В греческой мифологии, по крайней мере, в той, которая известна нам по Гесиоду, обнаруживаются следы изначального дуализма — он проявляется в противостоянии Крона и Зевса. Сын, Зевс, восстает против отца, Крона. Он занимает место отца и оскопляет его, причем кастрация является символическим эквивалентом смерти. Но в латентном состоянии конфликт существует и в самом образе Крона: сюжет об отце, дающем жизнь детям и пожирающем их, когда они родились, достаточно двусмыслен сам по себе. Этот-то сюжет по-настоящему и ставит проблему.
На самом деле у Крона есть две противоречивые привычки, пусть даже сказано, что глотает детей, то есть загоняет их в себя самого, в свое бессознательное, он из-за предсказания, что один из детей его свергнет. Таким образом, он способен давать жизнь и приносить смерть, и это происходит даже помимо его сознательной воли: закон самый скрытый, менее всего доступный для выражения навязывает его сознанию этот парадоксальный образ действия, откуда возникает понятие Необходимости, Судьбы, которой подвластны боги, как и люди.
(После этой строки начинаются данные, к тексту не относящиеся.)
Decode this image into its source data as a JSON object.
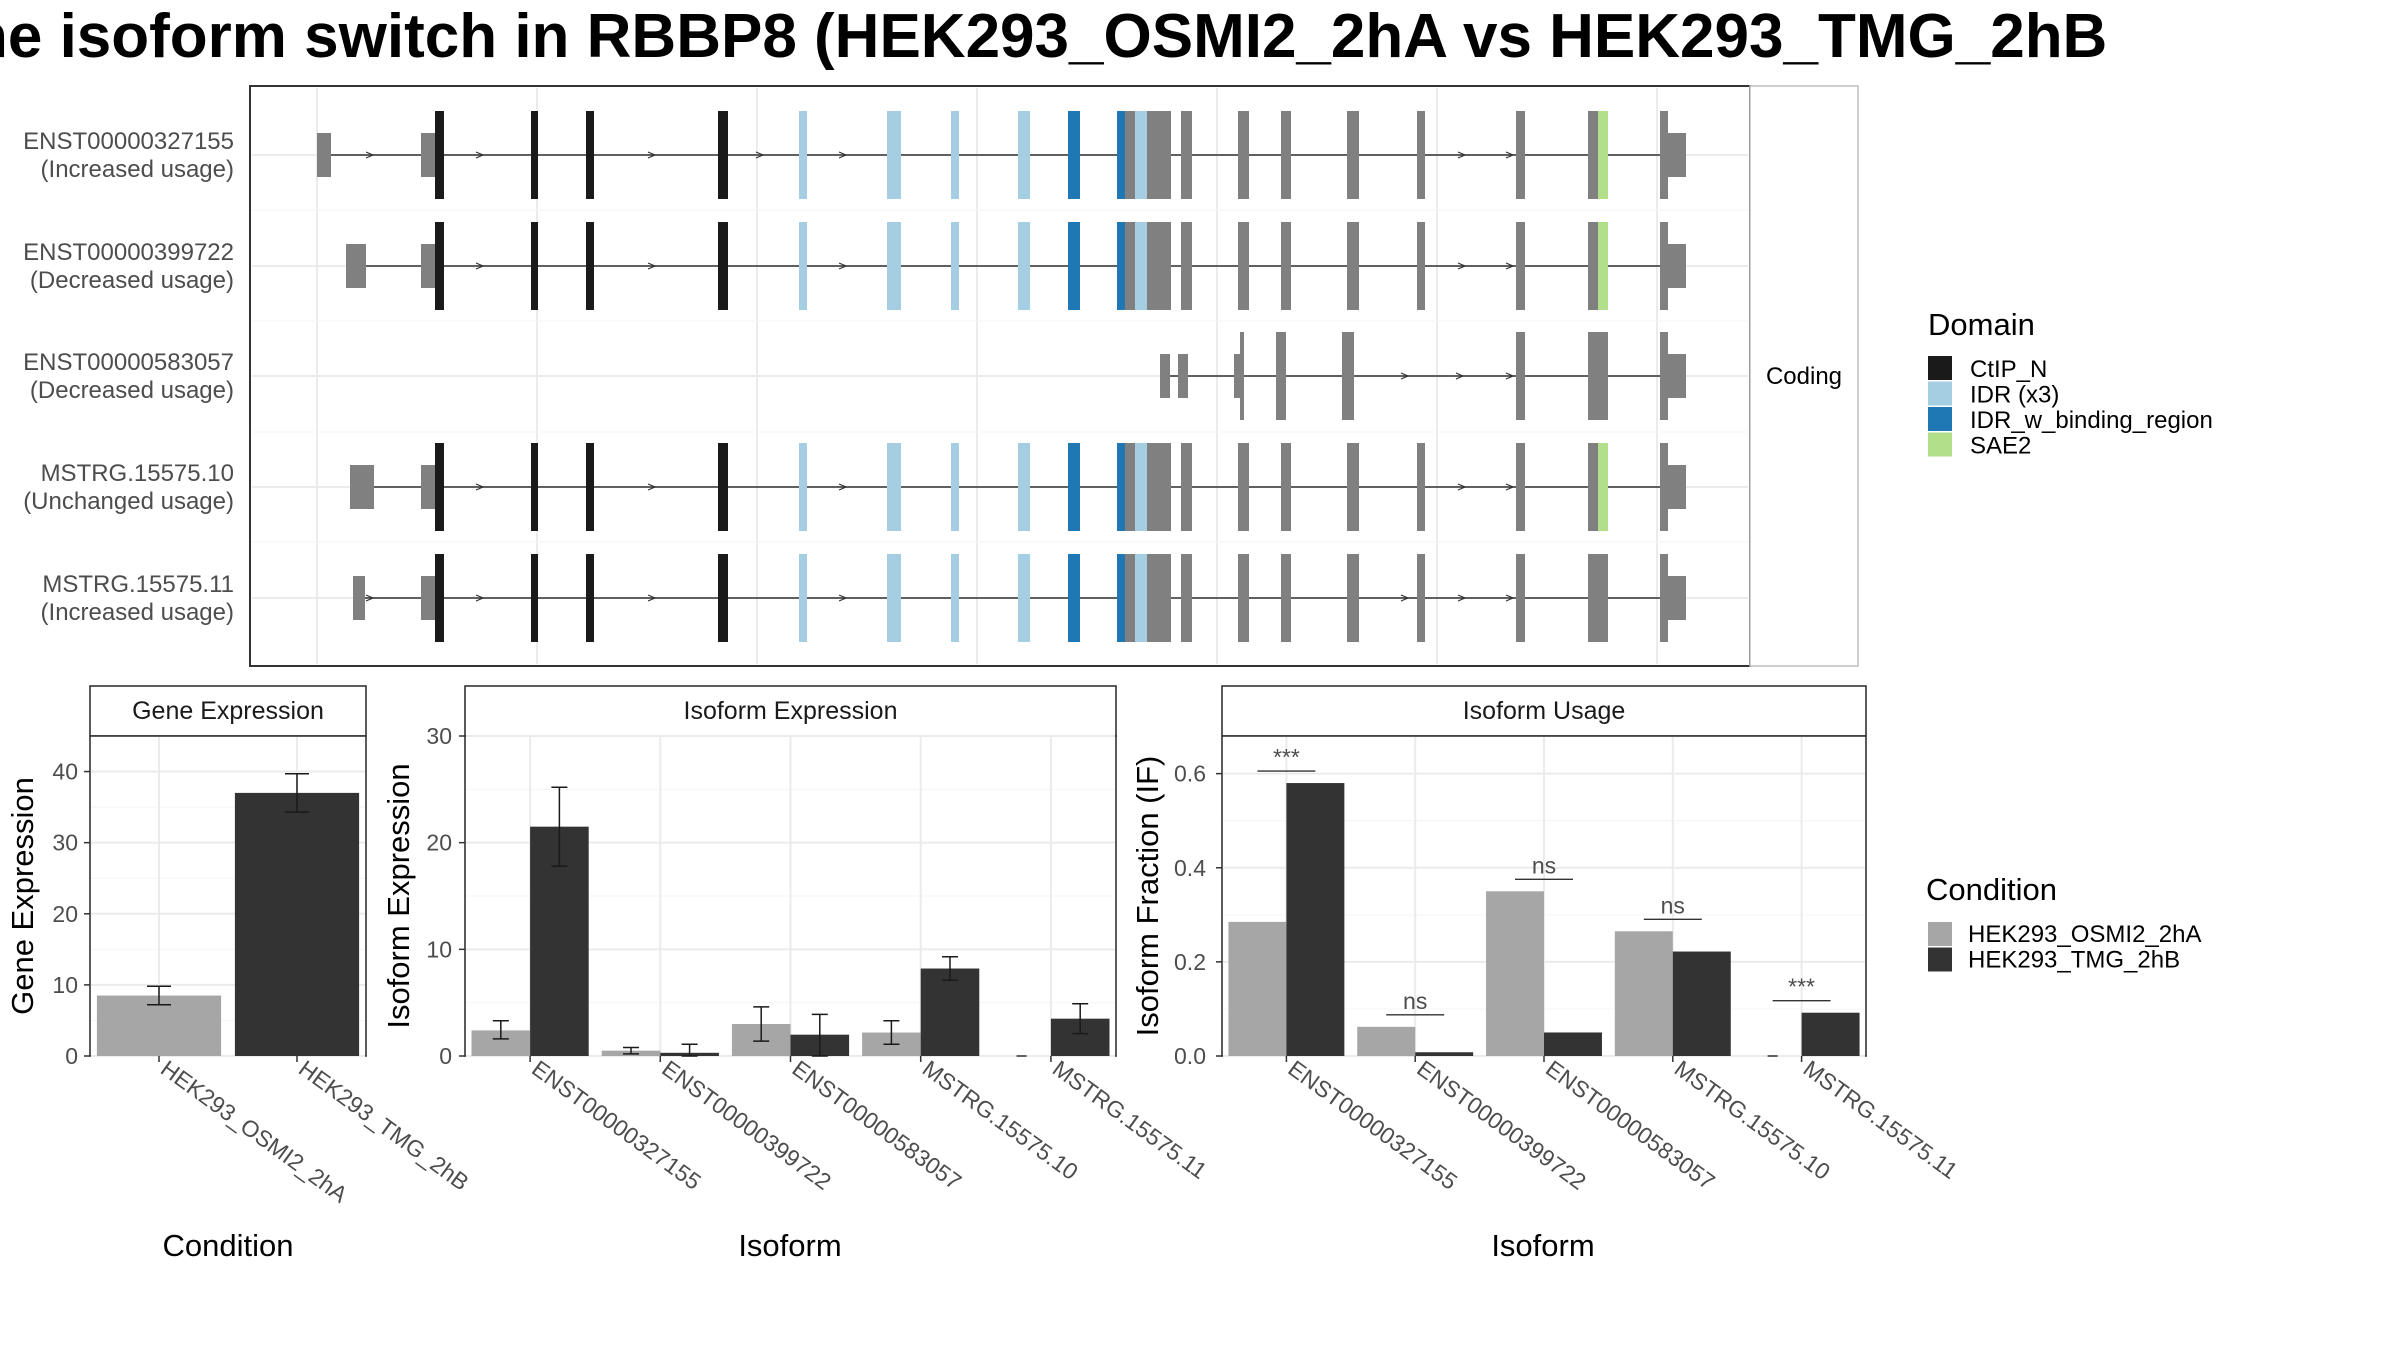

Следовательно, Крон не всемогущ, потому что внутри него действуют противоположные силы. То есть образ верховного бога (Крон в теогонии — не верховный бог, но исполняет его роль) включает одновременно жизнь и смерть? Есть искушение считать, что так.
Во всяком случае, противостояние гораздо в большей мере основано на этой амбивалентной стороне образа Крона, чем на войне олимпийцев с восставшими титанами или с гигантами, взбирающимися на Олимп, чтобы штурмовать его. Эта война не более чем одно из следствий двойственности Крона, распределенной по наследству между его потомками или природой — между единосущными ему существами (Крон сам — титан). То же самое будет в германской мифологии, судя по поздним, но имеющим архаический вид текстам, обнаруженным у исландцев: борьба между богами-асами и богами-ванами — только следствие конфликта, выявляющего внутренние противоречия божества, противоречия, которые будут вновь актуализованы в скрытном и почти бессознательном соперничестве между Одином-Вотаном и загадочным Локи, что, впрочем, великолепно ощутил Вагнер в своей «Тетралогии». И хотя кельтская мифология, собственно говоря, не содержит теогонии, в ней тоже встречаются войны между двумя соперничающими партиями богов, хотя бы те войны, во время которых в ирландской эпопее сталкиваются племена богини Дану и племена Фир Болг, один за другим захватившие остров Ирландию.